Interleaved Visual Object Categorization and Segmentation
in Real-World Scenes
Bernt Schiele
Fachbereich Informatik, Multimodale Interaktive Systeme
TU Darmstadt
Freitag, 09.07.2004, 11 Uhr c.t., T2-226
We present a method for object categorization in real-world scenes. Following a common consensus
in the field, we do not assume that a figureground segmentation is available prior to recognition.

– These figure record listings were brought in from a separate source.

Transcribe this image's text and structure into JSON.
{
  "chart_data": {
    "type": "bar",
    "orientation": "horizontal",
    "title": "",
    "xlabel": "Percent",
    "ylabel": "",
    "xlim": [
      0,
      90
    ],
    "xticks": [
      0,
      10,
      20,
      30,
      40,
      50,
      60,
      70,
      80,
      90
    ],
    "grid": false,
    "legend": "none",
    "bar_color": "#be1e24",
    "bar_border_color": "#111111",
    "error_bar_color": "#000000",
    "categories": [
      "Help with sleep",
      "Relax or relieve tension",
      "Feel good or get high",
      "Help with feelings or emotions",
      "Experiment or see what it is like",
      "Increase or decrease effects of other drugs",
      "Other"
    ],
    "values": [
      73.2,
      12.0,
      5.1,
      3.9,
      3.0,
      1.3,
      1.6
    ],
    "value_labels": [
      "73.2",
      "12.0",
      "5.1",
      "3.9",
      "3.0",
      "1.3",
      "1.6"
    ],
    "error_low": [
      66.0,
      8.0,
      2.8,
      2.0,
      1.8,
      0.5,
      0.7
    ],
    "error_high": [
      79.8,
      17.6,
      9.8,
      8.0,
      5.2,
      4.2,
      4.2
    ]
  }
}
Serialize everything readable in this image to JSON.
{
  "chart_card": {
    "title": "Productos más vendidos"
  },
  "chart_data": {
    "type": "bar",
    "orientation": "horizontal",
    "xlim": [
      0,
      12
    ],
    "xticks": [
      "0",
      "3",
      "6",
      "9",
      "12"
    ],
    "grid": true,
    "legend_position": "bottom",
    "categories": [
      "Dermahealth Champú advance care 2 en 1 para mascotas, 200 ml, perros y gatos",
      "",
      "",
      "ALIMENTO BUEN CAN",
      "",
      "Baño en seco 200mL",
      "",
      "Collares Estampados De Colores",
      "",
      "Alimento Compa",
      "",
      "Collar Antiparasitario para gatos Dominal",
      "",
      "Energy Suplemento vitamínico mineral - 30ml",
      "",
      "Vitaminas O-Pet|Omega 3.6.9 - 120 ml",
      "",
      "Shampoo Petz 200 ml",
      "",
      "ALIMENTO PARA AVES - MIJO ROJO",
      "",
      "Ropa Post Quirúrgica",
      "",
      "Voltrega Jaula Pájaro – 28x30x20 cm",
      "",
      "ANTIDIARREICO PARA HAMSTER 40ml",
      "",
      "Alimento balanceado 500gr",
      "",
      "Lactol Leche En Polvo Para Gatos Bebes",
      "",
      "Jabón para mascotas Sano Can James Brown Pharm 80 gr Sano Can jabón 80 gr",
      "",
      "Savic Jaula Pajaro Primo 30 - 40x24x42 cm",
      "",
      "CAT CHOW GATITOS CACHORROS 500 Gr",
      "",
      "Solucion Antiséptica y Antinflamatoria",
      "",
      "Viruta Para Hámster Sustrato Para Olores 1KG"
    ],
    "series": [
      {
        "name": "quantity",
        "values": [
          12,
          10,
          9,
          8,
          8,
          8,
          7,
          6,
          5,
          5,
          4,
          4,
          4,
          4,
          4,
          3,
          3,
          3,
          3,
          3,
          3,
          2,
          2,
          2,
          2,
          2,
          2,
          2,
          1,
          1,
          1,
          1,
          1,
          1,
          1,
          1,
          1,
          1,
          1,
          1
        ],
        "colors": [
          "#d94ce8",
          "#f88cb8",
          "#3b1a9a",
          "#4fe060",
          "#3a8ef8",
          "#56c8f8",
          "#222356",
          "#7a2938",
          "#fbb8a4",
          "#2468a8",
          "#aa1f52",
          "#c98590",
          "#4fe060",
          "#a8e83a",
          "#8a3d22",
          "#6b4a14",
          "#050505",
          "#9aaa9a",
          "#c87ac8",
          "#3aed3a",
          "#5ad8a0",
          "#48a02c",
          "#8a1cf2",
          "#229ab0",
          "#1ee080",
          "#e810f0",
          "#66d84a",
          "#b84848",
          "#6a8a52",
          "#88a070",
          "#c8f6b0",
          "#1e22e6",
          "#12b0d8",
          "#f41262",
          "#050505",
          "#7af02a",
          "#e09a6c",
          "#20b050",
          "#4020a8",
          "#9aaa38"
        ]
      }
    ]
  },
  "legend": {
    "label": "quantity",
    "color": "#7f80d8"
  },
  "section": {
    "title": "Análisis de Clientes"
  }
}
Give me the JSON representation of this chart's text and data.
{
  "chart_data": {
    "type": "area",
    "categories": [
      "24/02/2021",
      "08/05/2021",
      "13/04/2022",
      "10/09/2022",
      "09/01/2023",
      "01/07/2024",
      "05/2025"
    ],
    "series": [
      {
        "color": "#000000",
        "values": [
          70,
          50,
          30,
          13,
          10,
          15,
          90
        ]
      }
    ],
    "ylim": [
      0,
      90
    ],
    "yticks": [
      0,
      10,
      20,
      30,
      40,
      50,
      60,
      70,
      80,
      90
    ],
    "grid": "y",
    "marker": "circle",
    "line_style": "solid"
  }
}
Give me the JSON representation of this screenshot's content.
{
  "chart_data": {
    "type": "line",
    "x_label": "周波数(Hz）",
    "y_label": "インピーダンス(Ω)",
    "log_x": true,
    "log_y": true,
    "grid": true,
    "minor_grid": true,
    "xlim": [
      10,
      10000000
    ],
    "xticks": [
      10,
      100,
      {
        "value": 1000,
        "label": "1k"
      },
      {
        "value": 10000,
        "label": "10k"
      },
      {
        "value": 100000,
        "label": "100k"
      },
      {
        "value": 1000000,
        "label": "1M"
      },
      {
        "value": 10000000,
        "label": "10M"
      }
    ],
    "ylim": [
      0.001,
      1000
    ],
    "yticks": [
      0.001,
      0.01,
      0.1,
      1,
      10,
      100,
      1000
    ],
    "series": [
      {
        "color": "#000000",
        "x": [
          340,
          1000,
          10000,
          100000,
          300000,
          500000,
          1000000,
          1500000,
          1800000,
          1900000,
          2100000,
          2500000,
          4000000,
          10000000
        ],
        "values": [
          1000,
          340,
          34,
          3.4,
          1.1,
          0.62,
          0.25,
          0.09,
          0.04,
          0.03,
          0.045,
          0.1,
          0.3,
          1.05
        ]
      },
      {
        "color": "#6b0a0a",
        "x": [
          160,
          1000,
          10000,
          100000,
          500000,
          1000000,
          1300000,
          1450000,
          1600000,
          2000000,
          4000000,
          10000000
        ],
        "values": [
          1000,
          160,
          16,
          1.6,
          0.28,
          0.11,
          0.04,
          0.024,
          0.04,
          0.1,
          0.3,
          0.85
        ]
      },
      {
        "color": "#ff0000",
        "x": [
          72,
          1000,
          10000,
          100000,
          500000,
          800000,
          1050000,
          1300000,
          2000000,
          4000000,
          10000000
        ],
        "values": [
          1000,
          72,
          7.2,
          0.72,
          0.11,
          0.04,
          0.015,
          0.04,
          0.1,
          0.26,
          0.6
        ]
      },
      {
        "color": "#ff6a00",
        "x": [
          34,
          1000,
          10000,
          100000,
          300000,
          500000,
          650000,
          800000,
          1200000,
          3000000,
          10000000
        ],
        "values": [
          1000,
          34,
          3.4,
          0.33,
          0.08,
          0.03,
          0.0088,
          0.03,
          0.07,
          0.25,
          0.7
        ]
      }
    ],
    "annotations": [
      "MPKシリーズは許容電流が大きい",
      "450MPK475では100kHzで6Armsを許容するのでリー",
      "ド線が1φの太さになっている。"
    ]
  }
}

However, in contrast to most standard approaches for object class recognition, our approach
effectively segments the object as a result of the categorization. This combination of recognition
and segmentation into one process is made possible by our use of an Implicit Shape Model, which
integrates both into a common probabilistic framework. In addition to the recognition and
segmentation result, it also generates a per-pixel confidence measure specifying the area that
supports a hypothesis and how much it can be trusted. We use this confidence to derive a natural
extension of the approach to handle multiple objects in a scene and resolve ambiguities between
overlapping hypotheses with an MDL-based criterion. In addition, we present an extensive
evaluation of our method on a standard dataset for car detection and compare its performance to
existing methods from the literature. Our results show a significant improvement over previously
published methods. Finally, we present results for articulated objects, which show that the
proposed method can categorize and segment unfamiliar objects in different articulations and with
widely varying texture patterns. Moreover, it can cope with significant partial occlusion and
scale changes.